One of the major concerns that practitioners have about theoretical machine learning is the focus on distributions where the attributes are independent: in other words, knowing one attribute gives no information about any others. As an example, while it is plausible that height and eye color are independent, it is much less believable that height and weight are independent. Thus, the output given by any algorithm that is based on the assumption that the attributes of a person (such as height and weight) are independent cannot be trusted. The goal of this project is to extend what we know about the theory of such problems while removing some of the mathematically convenient assumptions such as independence.
The tools used focus on discrete Fourier analysis, but involve many other techniques from mathematics such as functional analysis and representation theory of finite groups. One recurring technique is the application of the "noise sensitivity" method, which quantifies the complexity of a function based on how similar the value of the function is on some input to the values of that input's neighbors. In many cases, the goal is to show that the Fourier spectrum of certain classes of functions is predictable; often, this predictability is a key component of algorithms for machine learning.

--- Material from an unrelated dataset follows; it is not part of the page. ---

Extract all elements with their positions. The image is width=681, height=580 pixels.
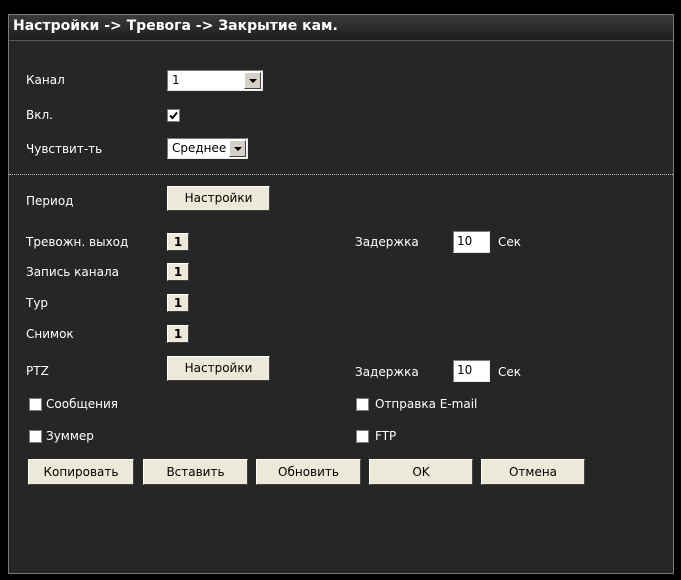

The broader goal of this project is to discover new connections between mathematics and computer science with a special focus on questions motivated by machine learning. Answers to the underlying questions would be useful to theoreticians and could lead to better applied machine learning algorithms. Also, the mathematical questions raised are interesting independently of the machine learning connection. The problems considered in this project will provide an invigorating research opportunity for undergraduate and Master's students.